The Western New York COVID-19 Community Response Fund a collaborative philanthropic effort launched in mid-March to address the COVID-19 crisis in the community, released a request for ideas (RFI) this week to seek out visionary concepts from nonprofit leaders to address challenges the community is facing due to COVID-19, coupled with the persistent challenges of racial inequities. The ideas should have the potential to improve the quality of life for people living in Western New York, and strengthen services that have been stretched beyond capacity.
The RFI is designed to be a first step to surface collaborative solutions as the fund enters a “Build Back Better” phase to focus on COVID-19 recovery efforts in the region. The deadline to submit ideas is 3 p.m. July 31.

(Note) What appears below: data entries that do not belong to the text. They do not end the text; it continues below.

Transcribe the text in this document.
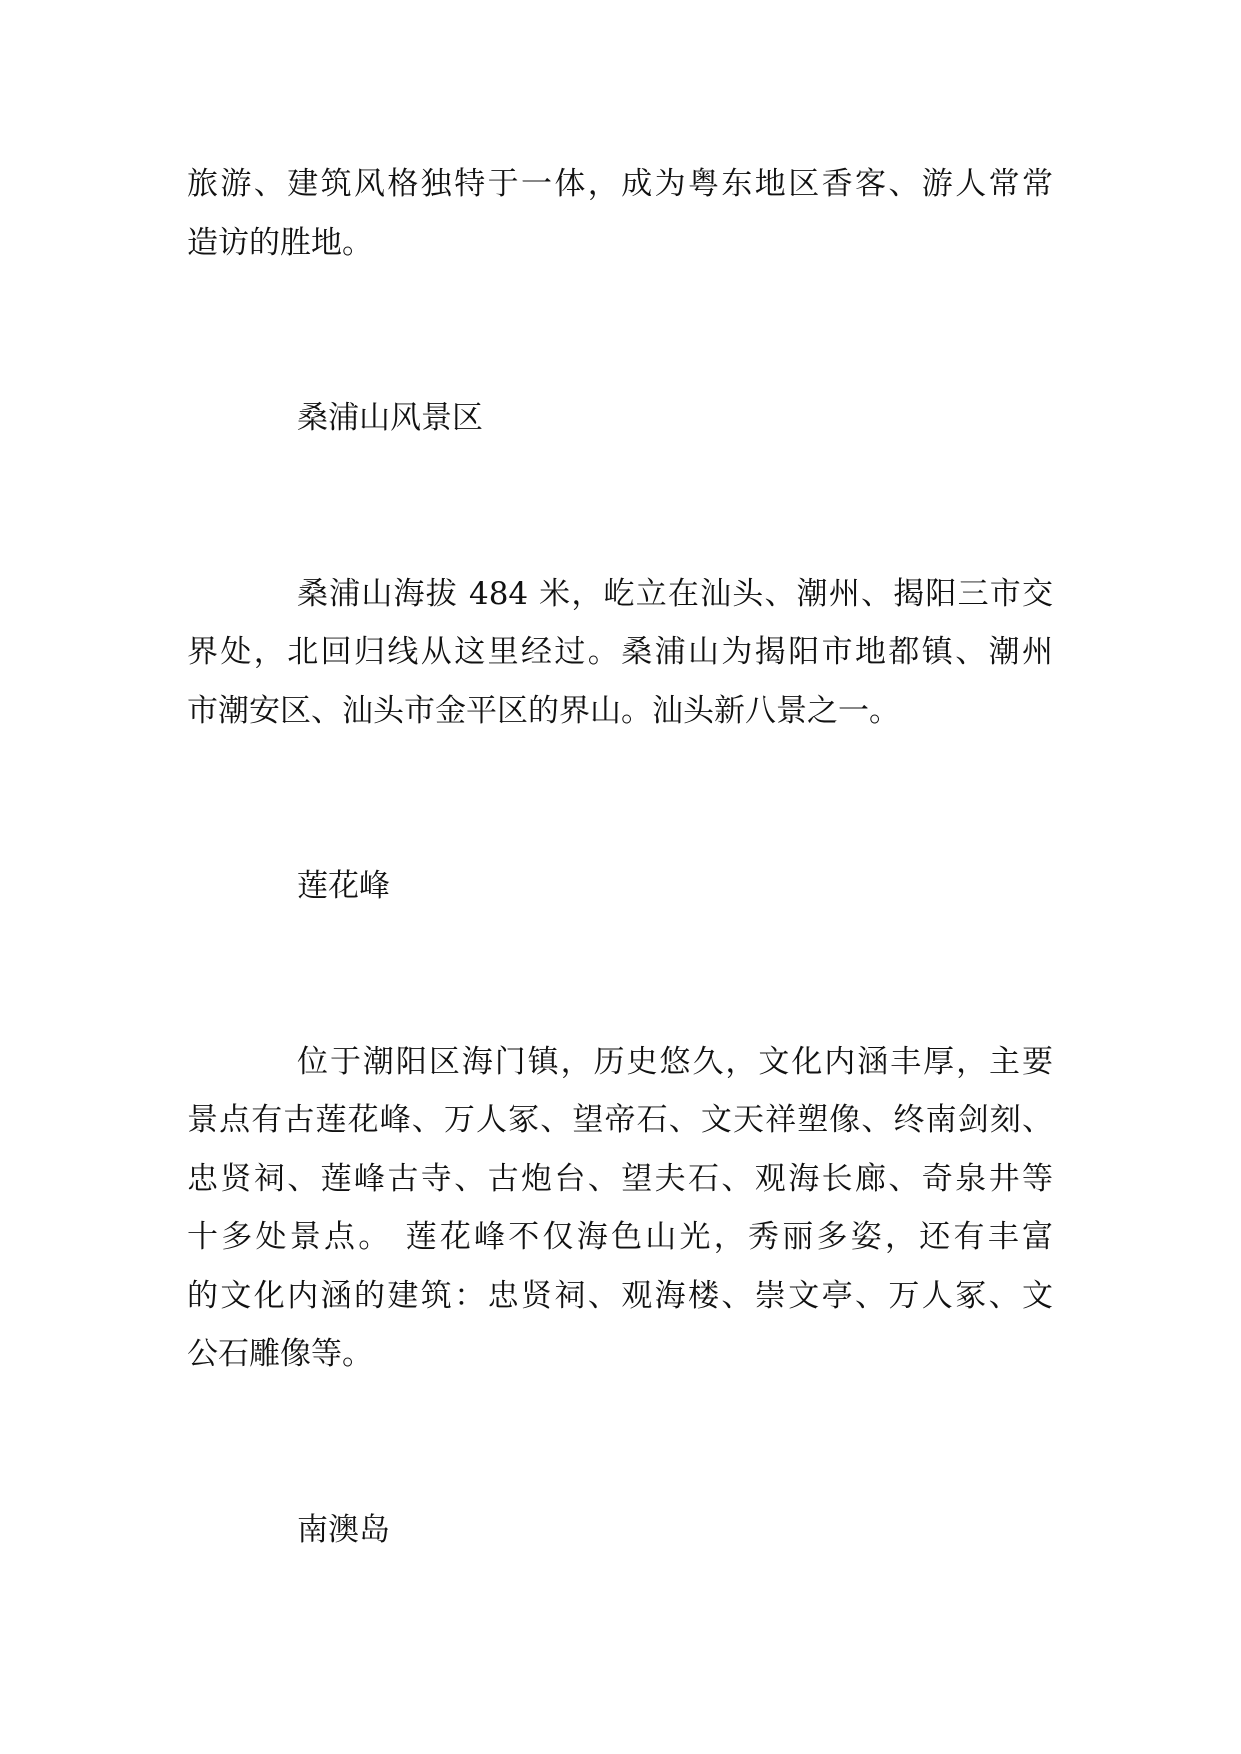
旅游、建筑风格独特于一体，成为粤东地区香客、游人常常
造访的胜地。
桑浦山风景区
桑浦山海拔 484 米，屹立在汕头、潮州、揭阳三市交
界处，北回归线从这里经过。桑浦山为揭阳市地都镇、潮州
市潮安区、汕头市金平区的界山。汕头新八景之一。
莲花峰
位于潮阳区海门镇，历史悠久，文化内涵丰厚，主要
景点有古莲花峰、万人冢、望帝石、文天祥塑像、终南剑刻、
忠贤祠、莲峰古寺、古炮台、望夫石、观海长廊、奇泉井等
十多处景点。 莲花峰不仅海色山光，秀丽多姿，还有丰富
的文化内涵的建筑：忠贤祠、观海楼、崇文亭、万人冢、文
公石雕像等。
南澳岛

RFI submissions are encouraged to consider at least one of the following: geographic coordination, collaborative issue-area coordination, cross-issue or cross-sector coordination. Issue areas may include, but are not limited to: food security, housing and homelessness, child care, arts and culture, out of school time, behavioral health, community-based health, and elder care support and services.
Idea submissions should take into account the following guiding principles:
•Equity for vulnerable populations
•Regional approach (where applicable)
•Alignment with social determinants of health (where applicable)
•Trauma-informed care principles
•Inclusion of human-centered design
•Nonprofit-led cross-sector collaboration (e.g., public, private, nonprofit)
•Leading to systems change
•Public policy component (where applicable)
There will be two virtual information sessions held in late June. For details on those sessions, or to read the full RFI and submit ideas, visit https://www.cfgb.org/nonprofits/grants/wny-covid-19-community-response-fund-build-back-better-request-for-ideas.
“During the COVID-19 pandemic, profound inequities and challenges have been compounded and systems have been stretched beyond capacity in providing services to vulnerable populations in Western New York. We are looking for innovative, collaborative ideas from and for the nonprofit sector on how we can work together in new ways to meet the needs of this region moving forward,” said Clotilde Perez-Bode Dedecker, president/CEO, Community Foundation for Greater Buffalo.
“People often want to look to funders for the answers during a crisis, but we are seldom the ones on the ground working in the community. The best ideas and solutions for how this region can begin to retool and rebound need to come directly from the nonprofits and organizations that are seeing firsthand the greatest needs and opportunity to make an impact,” said David O. Egner, president and CEO, Ralph C. Wilson, Jr. Foundation, a contributor to the fund. “The ‘Build Back Better’ RFI is a simple process to just get these ideas down in writing, so we can respond and apply the resources needed to explore their potential.”
“Using critical funds for new recovery ideas while there is still great immediate need in our community may be difficult to accept, but we believe it is the only way to set the stage for real and lasting change,” said Paul T. Hogan, executive vice president of the Oishei Foundation. “Putting things back together better can only happen properly while they are still apart, and this is a rare opportunity to innovate and create change.”
The WNY COVID-19 Community Response Fund was launched March 24 and, to date, has raised nearly $8 million from 60 local foundations and private sector companies, more than 40 community leaders and approximately 1,900 individuals. To see a full list of contributors, or to join the effort, visit www.WNYResponds.org.
The fund has now awarded over $6.9 million to more than 300 nonprofits through three rounds of grant funding and a microgrants program. Additional dollars raised will support the “Build Back Better” effort, including moving some of the ideas submitted in this process forward. The fund has been coordinated by the Community Foundation for Greater Buffalo, Health Foundation for Western & Central New York, The John R. Oishei Foundation and the United Way of Buffalo & Erie County.